# Esquema de Vumeter con un EM84



## socram8888 (May 25, 2008)

Pues como bien digo, pido por favor un esquema de un Vumeter a válvulas con el EM84.

Para que os podais hacer un idea, mirad esto:
YouTube - magiczne oczka em84 stereo cz1

Gracias anticipadas


----------



## Guest (May 25, 2008)

eso parecen neones infraalimentados, asi pensando se me ocurre que con un ionizador, conectando la salida a un solo polo enciendes medio neon, si haces 2 y los pones a cada polo y luego regulas su intensidad tienes lo del video, el tema esta en hacer el vumeter analoguico, con lo que bastaria hacer un amplificador de la señal de audio y alimentar con este los ionizadores.


----------



## Dano (May 25, 2008)

Que tiene que ver las valvulas con ese video, es simplemente un vúmetro conectado a un "panel de leds" no tiene más ciencia, para que veas de lo que hablo

https://www.forosdeelectronica.com/f30/vu-meter-60-db-rango-12141/, mira la foto de "Ivanutn"


----------



## socram8888 (May 26, 2008)

Eso que deciis son válvulas, las EM84
http://www.radiomuseum.org/tubes/tube_em84.html

Por cierto, ya he encontrado un esquema, me lo ha enviado el usuario de Youtube del video del principio.

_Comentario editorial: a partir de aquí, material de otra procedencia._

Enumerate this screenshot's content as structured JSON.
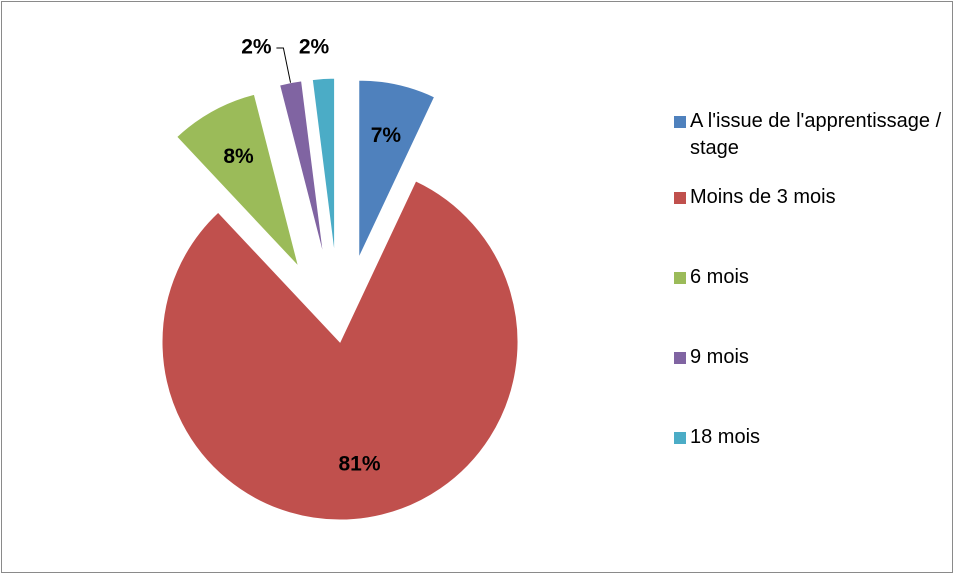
{
  "chart_data": {
    "type": "pie",
    "categories": [
      "A l'issue de l'apprentissage / stage",
      "Moins de 3 mois",
      "6 mois",
      "9 mois",
      "18 mois"
    ],
    "values": [
      7,
      81,
      8,
      2,
      2
    ],
    "value_labels": [
      "7%",
      "81%",
      "8%",
      "2%",
      "2%"
    ],
    "colors": [
      "#4f81bd",
      "#c0504d",
      "#9bbb59",
      "#8064a2",
      "#4bacc6"
    ],
    "legend": "right"
  }
}
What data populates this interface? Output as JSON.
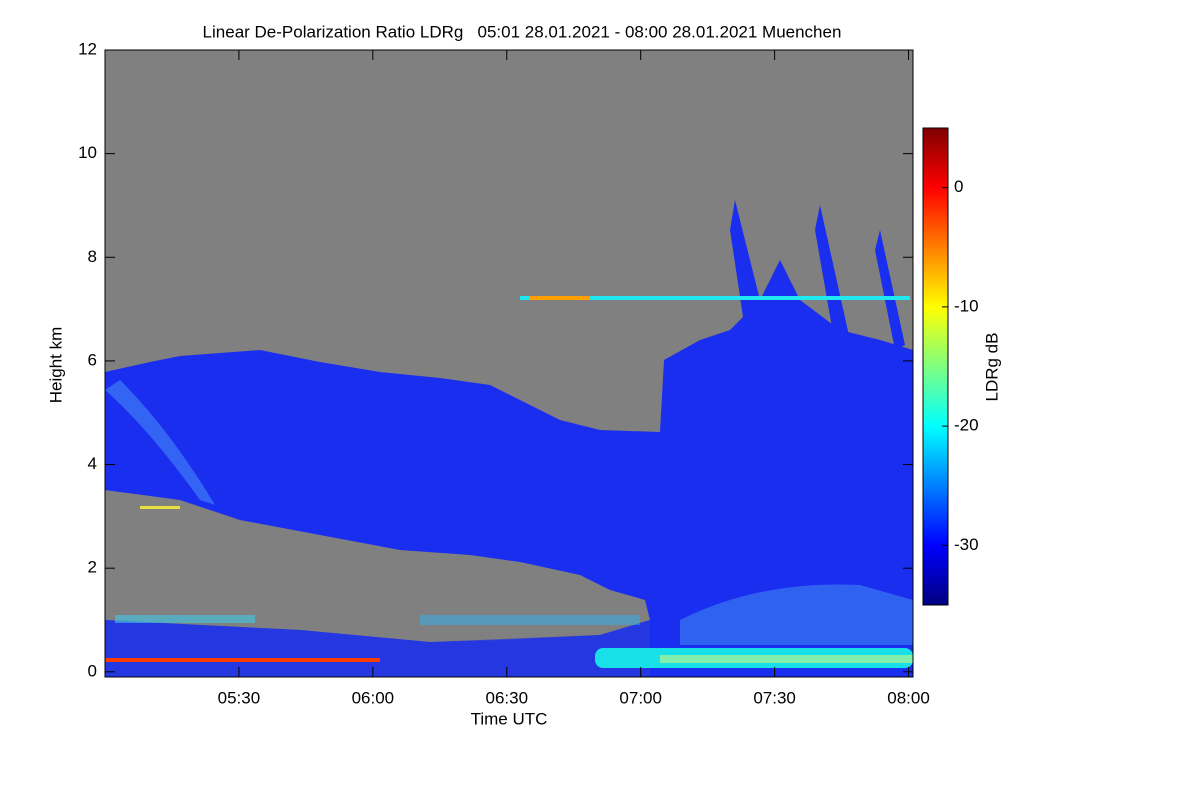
{
  "chart_data": {
    "type": "heatmap",
    "title": "Linear De-Polarization Ratio LDRg   05:01 28.01.2021 - 08:00 28.01.2021 Muenchen",
    "x_label": "Time UTC",
    "y_label": "Height km",
    "colorbar_label": "LDRg dB",
    "xlim": [
      "05:00",
      "08:01"
    ],
    "xticks": [
      "05:30",
      "06:00",
      "06:30",
      "07:00",
      "07:30",
      "08:00"
    ],
    "ylim": [
      -0.1,
      12
    ],
    "yticks": [
      0,
      2,
      4,
      6,
      8,
      10,
      12
    ],
    "clim": [
      -35,
      5
    ],
    "cticks": [
      0,
      -10,
      -20,
      -30
    ],
    "colormap": "jet"
  }
}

Por si alguien lo quiere: http://www.xifyh.yoyo.pl/articles.php?id=14 y http://www.solderingpoint.com/projects/indicator_tube/indicator_tube.php


----------



## borja1234567 (Ene 22, 2010)

las m84 se sigen fabicando? o an sacado algun sustituto? las venden en tiendas de barrio? 
porque quiero una


----------



## electromecanico (Ago 31, 2010)

como hago para manejar con la placa de una 12ax7 de 100.000 ohms de carga  la reja de una em 84 que tiene 3 mohms de consumo


----------



## electromecanico (Oct 11, 2010)

socram8888 dijo:


> Eso que deciis son válvulas, las EM84
> http://www.radiomuseum.org/tubes/tube_em84.html
> 
> Por cierto, ya he encontrado un esquema, me lo ha enviado el usuario de Youtube del video del principio.
> ...


 


ya esta funcionando anda bien lo unico que no me llega a llenar completamente el recorrido del ojo majico queda unos milimetros sin prender


----------



## Selkir (Dic 20, 2011)

borja1234567 dijo:


> las m84 se sigen fabicando? o an sacado algun sustituto? las venden en tiendas de barrio?
> porque quiero una



Aquí tienes: http://www.tubedepot.com/nos-6fg6.html


----------